Several countries demanded that Britain accept a bigger cut in its annual rebate from EU coffers, which would continue to grow under the British plan, rather than slash aid to the new European members, as it has proposed.

French President Jacques Chirac, who clashed with British Prime Minister Tony Blair when negotiations on the long-term budget broke down last June, told Mr Blair in a telephone call that the British proposals raised problems.

European Commission President José Manuel Barroso, who initially called the British package unacceptable and unrealistic, said that with some changes it could lead to a deal on the 2007-13 budget at a December 15-16 summit.

Britain proposed a slimmed-down seven-year budget on Monday cutting €24 billion off the spending level proposed by previous EU president Luxembourg, most of it taken from regional aid to the former Communist east Europeans.

London offered to pay an extra eight billion euros over seven years towards the cost of the bloc's eastward enlargement but insisted that any bigger cut in its refund from Brussels was conditional on cutting farm subsidies that benefit France most.

Under the proposal, the rebate would rise from €5.6 billion this year to an average €7.0 billion a year in 2007-13, according to British calculations.
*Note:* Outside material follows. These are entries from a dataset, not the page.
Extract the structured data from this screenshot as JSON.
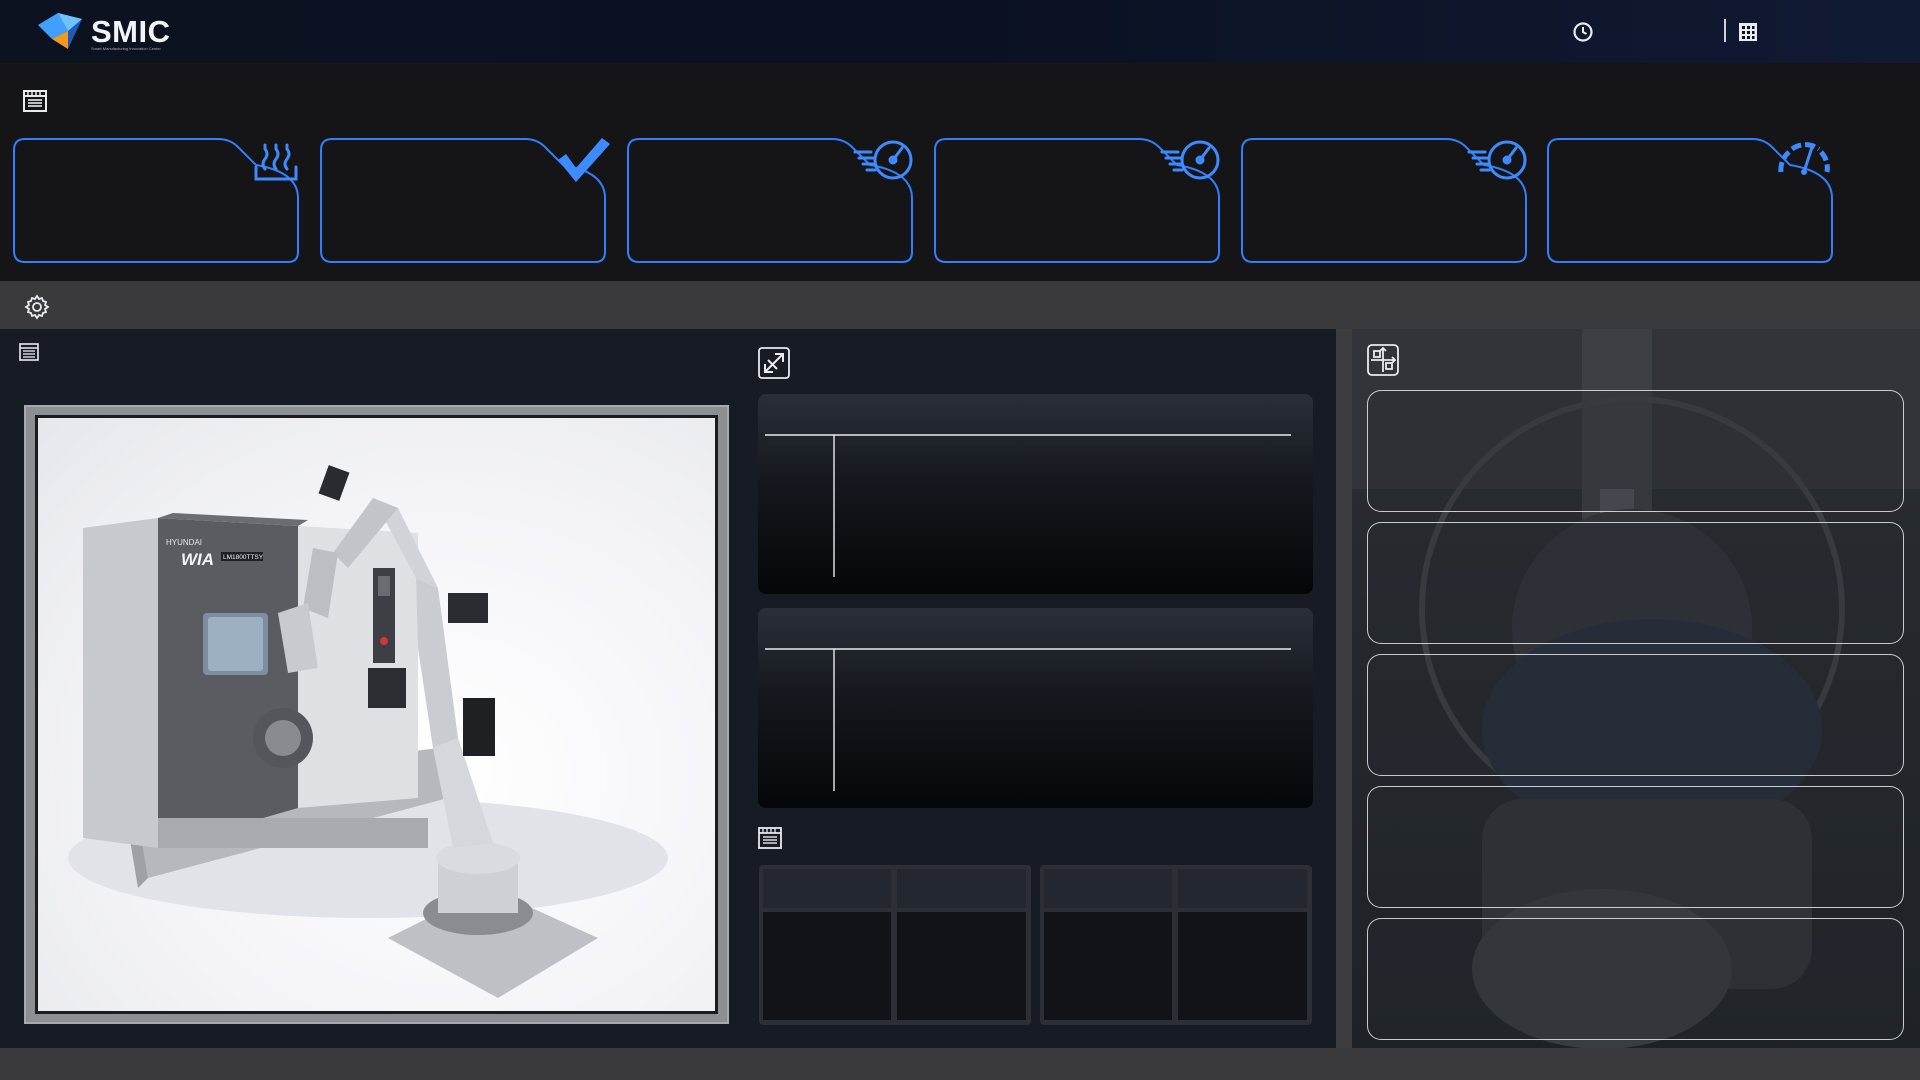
{
  "header": {
    "brand": "SMIC",
    "brand_tagline": "Smart Manufacturing Innovation Center",
    "icons": [
      "clock-icon",
      "building-icon"
    ]
  },
  "kpi_cards": [
    {
      "icon": "heat-icon"
    },
    {
      "icon": "checkmark-icon"
    },
    {
      "icon": "speed-dial-icon"
    },
    {
      "icon": "speed-dial-icon"
    },
    {
      "icon": "speed-dial-icon"
    },
    {
      "icon": "gauge-icon"
    }
  ],
  "machine_photo": {
    "cabinet_brand": "HYUNDAI",
    "cabinet_logo": "WIA",
    "cabinet_model": "LM1800TTSY"
  },
  "colors": {
    "accent": "#2f7fff",
    "header_bg": "#0d1220",
    "panel_bg": "#161b24",
    "kpi_bg": "#151517"
  }
}
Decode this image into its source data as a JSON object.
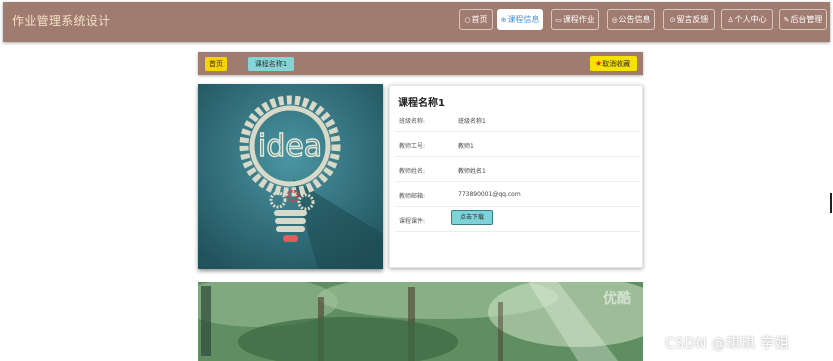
{
  "site": {
    "title": "作业管理系统设计"
  },
  "nav": [
    {
      "icon": "○",
      "label": "首页",
      "active": false
    },
    {
      "icon": "⊕",
      "label": "课程信息",
      "active": true
    },
    {
      "icon": "▭",
      "label": "课程作业",
      "active": false
    },
    {
      "icon": "◎",
      "label": "公告信息",
      "active": false
    },
    {
      "icon": "⊙",
      "label": "留言反馈",
      "active": false
    },
    {
      "icon": "♙",
      "label": "个人中心",
      "active": false
    },
    {
      "icon": "✎",
      "label": "后台管理",
      "active": false
    }
  ],
  "breadcrumb": {
    "home": "首页",
    "current": "课程名称1"
  },
  "favorite": {
    "label": "取消收藏",
    "star": "★"
  },
  "image": {
    "word": "idea"
  },
  "detail": {
    "title": "课程名称1",
    "rows": [
      {
        "label": "班级名称:",
        "value": "班级名称1"
      },
      {
        "label": "教师工号:",
        "value": "教师1"
      },
      {
        "label": "教师姓名:",
        "value": "教师姓名1"
      },
      {
        "label": "教师邮箱:",
        "value": "773890001@qq.com"
      }
    ],
    "courseware_label": "课程课件:",
    "download_label": "点击下载"
  },
  "video": {
    "logo": "优酷"
  },
  "watermark": "CSDN @琪琪 学姐",
  "colors": {
    "header": "#a07c70",
    "home_badge": "#f5d400",
    "course_badge": "#86d4d6",
    "fav": "#f5e200"
  }
}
The extra payment was couched as a temporary measure until 2013.

The newcomers called the plan unacceptable, but several indicated they could settle for a lesser cut in aid provided they secured measures to speed up the disbursement of EU funds.

"I still see Monday's proposal as Britain's bargaining tactics," Prime Minister Kazimierz Marcinkiewicz of Poland, the largest new member, told public radio.

The president of the European Parliament, Josep Borrell, recalled that the long-term budget required the EU legislature's agreement and said: "What is unacceptable must not be accepted."

Spanish Economy Minister Pedro Solbes was among many who suggested London had chiefly looked after its own interests.

Asked if Spain, which voted against the Luxembourg package to demand more regional aid, might veto a deal, he said: "If there are not any changes, I think it's going to be difficult."

Swedish Prime Minister Goran Persson, an ally of Britain in fighting for EU budget discipline, said he was surprised how brazenly "pro-British" London's proposal was. Sweden and the Netherlands want to reduce their big net payments to the EU.

Denmark and Belgium said the British plan showed a lack of solidarity with the poor newcomers and Italian Foreign Minister Gianfranco Fini called it "comprehensively negative".